Finding the right initialisation for neural networks is crucial to ensure smooth training and good performance. In transformers, the wrong initialisation can lead to one of two failure modes of self-attention layers: rank collapse, where all tokens collapse into similar representations, and entropy collapse, where highly concentrated attention scores lead to training instability. While previous work has studied different scaling regimes for transformers, an asymptotically exact, down-to-the constant prescription for how to initialise transformers has so far been lacking. Here, we provide an analytical theory of signal propagation through deep transformers with self-attention, layer normalisation, skip connections and MLP. Our theory yields a simple algorithm to compute trainability diagrams that identify the correct choice of initialisation hyper-parameters for a given architecture. We overcome the key challenge, an exact treatment of the self-attention layer, by establishing a formal parallel with the Random Energy Model from statistical physics. We also analyse gradients in the backward path and determine the regime where gradients vanish at initialisation. We demonstrate the versatility of our framework through three case studies. Our theoretical framework gives a unified perspective on the two failure modes of self-attention and gives quantitative predictions on the scale of both weights and residual connections that guarantee smooth training.

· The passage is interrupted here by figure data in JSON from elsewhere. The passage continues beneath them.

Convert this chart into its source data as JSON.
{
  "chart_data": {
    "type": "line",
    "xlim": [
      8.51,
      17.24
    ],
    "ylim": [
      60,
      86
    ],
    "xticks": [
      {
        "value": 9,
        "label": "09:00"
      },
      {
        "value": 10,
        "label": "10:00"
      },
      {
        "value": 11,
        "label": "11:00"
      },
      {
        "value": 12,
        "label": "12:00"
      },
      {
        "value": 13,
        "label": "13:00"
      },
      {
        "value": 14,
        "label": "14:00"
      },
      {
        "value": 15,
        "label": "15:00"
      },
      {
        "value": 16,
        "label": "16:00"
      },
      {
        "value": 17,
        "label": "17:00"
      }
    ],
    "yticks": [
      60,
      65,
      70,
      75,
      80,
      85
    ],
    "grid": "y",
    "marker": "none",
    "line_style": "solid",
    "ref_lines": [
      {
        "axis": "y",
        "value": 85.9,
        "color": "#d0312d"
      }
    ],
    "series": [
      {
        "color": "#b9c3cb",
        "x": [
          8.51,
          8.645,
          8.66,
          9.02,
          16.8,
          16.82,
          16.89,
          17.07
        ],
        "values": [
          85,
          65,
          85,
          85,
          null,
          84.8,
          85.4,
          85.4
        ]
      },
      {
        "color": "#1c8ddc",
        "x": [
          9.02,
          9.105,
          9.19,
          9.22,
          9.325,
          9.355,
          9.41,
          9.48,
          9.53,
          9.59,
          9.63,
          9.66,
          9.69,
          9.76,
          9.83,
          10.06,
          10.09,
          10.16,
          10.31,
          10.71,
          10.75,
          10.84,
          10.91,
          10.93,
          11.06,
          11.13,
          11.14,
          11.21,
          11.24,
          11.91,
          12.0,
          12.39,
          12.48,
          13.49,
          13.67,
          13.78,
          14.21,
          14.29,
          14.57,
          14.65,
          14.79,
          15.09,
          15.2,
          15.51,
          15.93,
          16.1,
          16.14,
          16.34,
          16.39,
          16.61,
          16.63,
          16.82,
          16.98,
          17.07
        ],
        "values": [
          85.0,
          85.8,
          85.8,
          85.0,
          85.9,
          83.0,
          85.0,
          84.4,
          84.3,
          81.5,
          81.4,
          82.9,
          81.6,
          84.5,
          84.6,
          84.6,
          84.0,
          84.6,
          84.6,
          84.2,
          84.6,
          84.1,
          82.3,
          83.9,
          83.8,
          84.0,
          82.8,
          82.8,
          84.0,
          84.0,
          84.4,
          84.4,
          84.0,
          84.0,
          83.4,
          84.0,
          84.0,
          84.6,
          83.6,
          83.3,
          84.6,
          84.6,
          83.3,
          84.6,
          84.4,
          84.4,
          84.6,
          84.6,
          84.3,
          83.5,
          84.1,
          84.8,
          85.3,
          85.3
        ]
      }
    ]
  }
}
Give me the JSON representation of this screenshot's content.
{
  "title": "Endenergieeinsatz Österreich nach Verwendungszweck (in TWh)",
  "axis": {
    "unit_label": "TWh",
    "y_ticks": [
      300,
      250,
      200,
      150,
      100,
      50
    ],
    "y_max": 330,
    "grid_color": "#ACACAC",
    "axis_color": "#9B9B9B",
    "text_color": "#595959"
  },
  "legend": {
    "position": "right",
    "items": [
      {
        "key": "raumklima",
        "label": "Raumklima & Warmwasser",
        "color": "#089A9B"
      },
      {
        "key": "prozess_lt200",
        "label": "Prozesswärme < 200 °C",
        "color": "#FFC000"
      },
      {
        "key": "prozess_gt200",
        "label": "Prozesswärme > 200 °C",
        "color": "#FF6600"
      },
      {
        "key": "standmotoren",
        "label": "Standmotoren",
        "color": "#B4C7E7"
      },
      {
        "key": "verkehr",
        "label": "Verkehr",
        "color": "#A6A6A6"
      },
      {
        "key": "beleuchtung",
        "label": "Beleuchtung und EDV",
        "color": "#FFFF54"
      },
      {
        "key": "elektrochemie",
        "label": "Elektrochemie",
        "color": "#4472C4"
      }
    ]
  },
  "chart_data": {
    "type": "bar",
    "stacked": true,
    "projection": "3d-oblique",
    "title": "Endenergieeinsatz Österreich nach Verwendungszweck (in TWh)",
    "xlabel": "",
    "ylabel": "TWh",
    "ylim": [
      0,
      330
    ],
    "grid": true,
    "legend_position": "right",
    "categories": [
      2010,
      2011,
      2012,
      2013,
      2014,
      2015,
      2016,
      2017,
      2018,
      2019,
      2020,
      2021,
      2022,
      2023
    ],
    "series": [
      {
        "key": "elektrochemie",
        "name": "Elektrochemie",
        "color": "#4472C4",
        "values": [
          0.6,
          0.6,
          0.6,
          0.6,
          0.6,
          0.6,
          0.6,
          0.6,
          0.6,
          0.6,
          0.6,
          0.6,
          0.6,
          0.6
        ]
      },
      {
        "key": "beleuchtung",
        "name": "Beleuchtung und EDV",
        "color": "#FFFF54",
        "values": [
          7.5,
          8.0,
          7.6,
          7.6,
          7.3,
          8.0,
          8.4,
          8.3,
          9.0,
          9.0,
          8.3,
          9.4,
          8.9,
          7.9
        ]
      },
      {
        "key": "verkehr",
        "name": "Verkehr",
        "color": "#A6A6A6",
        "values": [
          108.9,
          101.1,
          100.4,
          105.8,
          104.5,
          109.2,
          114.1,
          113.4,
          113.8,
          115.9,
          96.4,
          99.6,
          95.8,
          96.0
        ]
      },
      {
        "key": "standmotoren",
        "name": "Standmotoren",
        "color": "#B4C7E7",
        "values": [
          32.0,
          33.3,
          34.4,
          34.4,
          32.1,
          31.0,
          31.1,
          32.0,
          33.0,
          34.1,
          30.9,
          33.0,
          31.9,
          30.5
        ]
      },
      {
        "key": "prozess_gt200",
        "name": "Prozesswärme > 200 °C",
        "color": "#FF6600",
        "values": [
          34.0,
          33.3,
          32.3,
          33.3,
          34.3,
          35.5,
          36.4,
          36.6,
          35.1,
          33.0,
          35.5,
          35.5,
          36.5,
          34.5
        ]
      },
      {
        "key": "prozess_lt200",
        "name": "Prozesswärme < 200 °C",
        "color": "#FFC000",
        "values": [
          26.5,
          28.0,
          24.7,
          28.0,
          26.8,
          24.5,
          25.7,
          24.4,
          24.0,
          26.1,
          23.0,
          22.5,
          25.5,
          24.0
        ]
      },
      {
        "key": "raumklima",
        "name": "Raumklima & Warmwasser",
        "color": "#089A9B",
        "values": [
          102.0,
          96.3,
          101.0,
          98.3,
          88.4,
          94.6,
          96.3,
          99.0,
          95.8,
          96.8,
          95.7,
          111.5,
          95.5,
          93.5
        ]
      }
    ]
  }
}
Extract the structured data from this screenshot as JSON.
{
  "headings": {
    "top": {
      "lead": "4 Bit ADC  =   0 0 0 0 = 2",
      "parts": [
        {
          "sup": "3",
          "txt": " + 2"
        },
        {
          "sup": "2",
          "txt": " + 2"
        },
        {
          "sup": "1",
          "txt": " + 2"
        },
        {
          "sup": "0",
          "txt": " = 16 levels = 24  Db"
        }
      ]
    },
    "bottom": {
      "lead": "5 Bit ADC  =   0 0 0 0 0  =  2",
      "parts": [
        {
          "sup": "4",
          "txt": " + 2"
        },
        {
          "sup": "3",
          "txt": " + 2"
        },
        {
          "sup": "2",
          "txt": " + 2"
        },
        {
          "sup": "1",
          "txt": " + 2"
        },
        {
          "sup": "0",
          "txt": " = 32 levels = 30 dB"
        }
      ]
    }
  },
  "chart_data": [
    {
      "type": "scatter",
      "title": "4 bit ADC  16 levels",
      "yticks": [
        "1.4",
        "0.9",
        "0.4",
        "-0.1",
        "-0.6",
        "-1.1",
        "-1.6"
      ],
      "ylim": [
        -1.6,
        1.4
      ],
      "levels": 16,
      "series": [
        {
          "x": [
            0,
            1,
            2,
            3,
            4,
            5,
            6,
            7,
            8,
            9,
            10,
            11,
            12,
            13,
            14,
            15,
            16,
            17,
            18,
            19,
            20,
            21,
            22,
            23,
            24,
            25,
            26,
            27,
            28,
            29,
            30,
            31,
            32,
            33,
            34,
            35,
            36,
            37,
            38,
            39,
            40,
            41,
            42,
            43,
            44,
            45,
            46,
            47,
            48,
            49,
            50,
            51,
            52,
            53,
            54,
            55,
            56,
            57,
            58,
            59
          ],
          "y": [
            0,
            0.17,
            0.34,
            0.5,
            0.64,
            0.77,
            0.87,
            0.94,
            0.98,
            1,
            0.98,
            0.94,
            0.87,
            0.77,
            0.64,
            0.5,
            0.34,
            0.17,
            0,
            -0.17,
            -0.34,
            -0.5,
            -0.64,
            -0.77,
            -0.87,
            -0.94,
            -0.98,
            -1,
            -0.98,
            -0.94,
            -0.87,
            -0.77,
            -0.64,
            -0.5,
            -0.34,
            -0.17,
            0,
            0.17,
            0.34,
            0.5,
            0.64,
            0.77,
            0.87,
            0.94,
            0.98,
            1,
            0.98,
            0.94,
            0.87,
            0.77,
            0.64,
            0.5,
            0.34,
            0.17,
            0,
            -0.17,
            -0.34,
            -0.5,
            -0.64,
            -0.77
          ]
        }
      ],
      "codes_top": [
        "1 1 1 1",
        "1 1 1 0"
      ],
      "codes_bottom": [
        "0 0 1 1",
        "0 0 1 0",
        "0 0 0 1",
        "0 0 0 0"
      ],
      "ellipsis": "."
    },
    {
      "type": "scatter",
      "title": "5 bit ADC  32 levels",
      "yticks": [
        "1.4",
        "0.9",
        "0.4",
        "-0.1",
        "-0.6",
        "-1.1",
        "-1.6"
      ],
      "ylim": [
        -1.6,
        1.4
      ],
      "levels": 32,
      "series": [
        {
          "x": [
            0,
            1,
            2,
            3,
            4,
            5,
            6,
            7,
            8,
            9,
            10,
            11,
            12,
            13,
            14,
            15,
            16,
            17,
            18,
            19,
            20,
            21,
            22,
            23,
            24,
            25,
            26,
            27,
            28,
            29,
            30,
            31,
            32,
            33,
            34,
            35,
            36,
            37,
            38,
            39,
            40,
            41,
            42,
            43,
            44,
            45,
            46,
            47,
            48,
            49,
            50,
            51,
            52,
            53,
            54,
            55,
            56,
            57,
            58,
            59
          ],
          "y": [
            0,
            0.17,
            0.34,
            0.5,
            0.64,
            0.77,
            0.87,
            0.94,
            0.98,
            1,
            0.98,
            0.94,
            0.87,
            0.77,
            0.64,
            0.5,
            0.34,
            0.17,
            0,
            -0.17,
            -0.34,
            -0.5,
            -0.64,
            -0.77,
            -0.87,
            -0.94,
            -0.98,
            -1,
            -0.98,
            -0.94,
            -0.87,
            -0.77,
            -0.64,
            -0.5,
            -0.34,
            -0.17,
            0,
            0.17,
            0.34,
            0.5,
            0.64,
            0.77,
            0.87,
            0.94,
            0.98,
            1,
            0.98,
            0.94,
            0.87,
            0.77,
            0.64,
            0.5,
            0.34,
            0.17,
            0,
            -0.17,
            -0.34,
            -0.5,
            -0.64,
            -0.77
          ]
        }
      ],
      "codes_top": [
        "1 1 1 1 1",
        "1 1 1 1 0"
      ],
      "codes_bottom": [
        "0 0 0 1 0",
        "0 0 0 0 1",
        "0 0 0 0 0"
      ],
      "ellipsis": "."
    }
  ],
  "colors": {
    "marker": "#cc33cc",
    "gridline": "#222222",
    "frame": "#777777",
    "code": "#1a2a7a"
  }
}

翻译：为神经网络寻找恰当的初始化方法对于确保训练平稳与性能优异至关重要。在Transformer中，错误的初始化可能导致自注意力层出现两种失效模式之一：秩崩塌（所有标记坍缩为相似表示）与熵崩塌（高度集中的注意力分数导致训练不稳定）。尽管先前研究已探讨了Transformer的不同缩放机制，但迄今为止仍缺乏关于如何初始化Transformer的、渐近精确且包含常数项的明确方案。本文提出了一个关于信号在包含自注意力、层归一化、跳跃连接及MLP的深度Transformer中传播的解析理论。该理论推导出一个简单算法，可计算训练性图谱，从而为给定架构确定正确的初始化超参数选择。我们通过建立与统计物理学中随机能量模型的正式对应关系，克服了精确处理自注意力层这一关键挑战。同时，我们分析了反向传播中的梯度，并确定了初始化阶段梯度消失的机制。通过三个案例研究，我们展示了本框架的普适性。我们的理论框架为自注意力的两种失效模式提供了统一视角，并对保证平稳训练的权重与残差连接尺度给出了定量预测。